Why Is My Credit Score Low Even Though I’m Paying My Debt?

Why Is My Credit Score Low Even Though I’m Paying My Debt

It can feel discouraging to look at your credit report and see a low credit score when you’re working hard to pay off your debt. The truth is, your credit score is based on several factors — not just whether you’re making payments. Understanding these factors can help you stay motivated and on track as you rebuild your financial health.

Why Your Score Might Still Be Low

It’s easy to assume that as long as you’re paying your debts, your credit score should automatically go up, but credit scoring doesn’t work that way. Your score is influenced by several different factors, and payments are only one part of the picture. Even with steady progress, other elements in your credit profile can hold your score down temporarily.

Think of it like this: your credit score tells the story of your overall financial behaviour, not just your current efforts. Past mistakes, high balances, or even being in a formal repayment plan can all impact how lenders see you. The good news is that these factors don’t last forever, and the more consistent you are, the stronger your credit history will become.

Here are some of the most common reasons your score may still be lower than expected, even while you’re paying your debt:

  • Past missed payments still show
    Missed or late payments can stay on your report for up to seven years. Even though you’re paying now, those older negative marks still affect your score until they age off.
  • High balances hurt your utilisation
    If you’re carrying a high balance compared to your credit limit, your credit utilisation ratio may be high, which lowers your score. For example, if you have a R10,000 credit limit and still owe R8,000, your utilization is 80%, which is considered high.
  • Recent credit applications lower your score temporarily
    Every time you apply for new credit, a “hard inquiry” is added to your report. Too many inquiries in a short time can make you look like a higher risk to lenders.
  • A short credit history takes time to build
    If you’ve only recently started using credit or don’t have many accounts, your credit file is considered “thin.” A longer history of on-time payments will strengthen your score over time.
  • Debt review or restructuring affects how lenders see you
    If you’re under debt review or a similar repayment program, your accounts may still be flagged as higher risk until the program is complete. This doesn’t mean your efforts don’t count — but your score may only rise significantly after you’ve settled your debts in full and received a clearance certificate.

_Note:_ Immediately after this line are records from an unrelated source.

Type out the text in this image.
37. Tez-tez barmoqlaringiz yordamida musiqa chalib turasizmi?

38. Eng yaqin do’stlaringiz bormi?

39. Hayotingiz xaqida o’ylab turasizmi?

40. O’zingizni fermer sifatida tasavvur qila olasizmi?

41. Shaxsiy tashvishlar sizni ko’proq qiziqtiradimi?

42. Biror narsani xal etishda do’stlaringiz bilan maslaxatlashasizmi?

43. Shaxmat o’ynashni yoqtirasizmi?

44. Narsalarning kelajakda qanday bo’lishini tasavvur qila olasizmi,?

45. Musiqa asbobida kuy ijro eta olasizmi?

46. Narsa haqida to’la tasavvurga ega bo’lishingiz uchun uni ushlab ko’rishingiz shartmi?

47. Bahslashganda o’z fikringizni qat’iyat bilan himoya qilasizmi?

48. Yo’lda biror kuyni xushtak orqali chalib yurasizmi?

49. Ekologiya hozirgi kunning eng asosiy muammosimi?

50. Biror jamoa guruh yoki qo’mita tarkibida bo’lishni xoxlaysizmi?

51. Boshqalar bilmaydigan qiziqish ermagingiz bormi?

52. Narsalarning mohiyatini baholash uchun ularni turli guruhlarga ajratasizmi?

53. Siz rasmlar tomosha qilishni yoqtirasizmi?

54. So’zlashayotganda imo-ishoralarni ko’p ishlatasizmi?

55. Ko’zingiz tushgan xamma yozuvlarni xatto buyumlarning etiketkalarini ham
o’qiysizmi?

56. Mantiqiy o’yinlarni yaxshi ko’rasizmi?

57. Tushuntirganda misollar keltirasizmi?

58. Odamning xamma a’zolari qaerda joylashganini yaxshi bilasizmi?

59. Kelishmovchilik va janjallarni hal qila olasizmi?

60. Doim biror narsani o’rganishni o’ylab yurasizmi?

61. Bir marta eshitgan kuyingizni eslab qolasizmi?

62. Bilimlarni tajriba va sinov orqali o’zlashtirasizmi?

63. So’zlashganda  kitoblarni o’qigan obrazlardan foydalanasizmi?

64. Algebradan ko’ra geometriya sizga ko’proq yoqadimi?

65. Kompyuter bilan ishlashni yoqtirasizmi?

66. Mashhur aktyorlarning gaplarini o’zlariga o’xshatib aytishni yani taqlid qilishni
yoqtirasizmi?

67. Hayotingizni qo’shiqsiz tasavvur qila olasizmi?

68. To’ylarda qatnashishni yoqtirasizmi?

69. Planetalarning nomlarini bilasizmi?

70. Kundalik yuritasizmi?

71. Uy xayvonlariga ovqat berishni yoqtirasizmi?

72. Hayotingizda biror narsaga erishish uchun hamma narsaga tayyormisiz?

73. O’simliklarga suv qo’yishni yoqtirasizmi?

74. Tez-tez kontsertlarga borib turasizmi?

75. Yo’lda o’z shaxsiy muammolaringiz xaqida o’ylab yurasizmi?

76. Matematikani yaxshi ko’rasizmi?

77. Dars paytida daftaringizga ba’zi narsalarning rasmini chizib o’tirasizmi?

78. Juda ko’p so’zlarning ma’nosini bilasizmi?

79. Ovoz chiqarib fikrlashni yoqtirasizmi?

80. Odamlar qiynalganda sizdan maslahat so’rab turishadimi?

The Good News: Your Efforts Will Pay Off

Even if your score feels “stuck” right now, every consistent payment you make is moving you closer to financial freedom. Credit bureaus update reports monthly, so it may take a little time before your positive behaviour starts showing.

Here are a few tips to help your score improve:

  • Keep making on-time payments every month.
  • Try to reduce balances where possible, especially on revolving credit like credit cards.
  • Avoid applying for new credit unless it’s absolutely necessary.
  • Monitor your score regularly so you can track your progress.

A low score while you’re paying your debt can be frustrating, but it’s only temporary. The longer you stay consistent, the stronger your credit history will become. Think of it as planting seeds: you may not see the growth immediately, but with time and care, your efforts will bear fruit.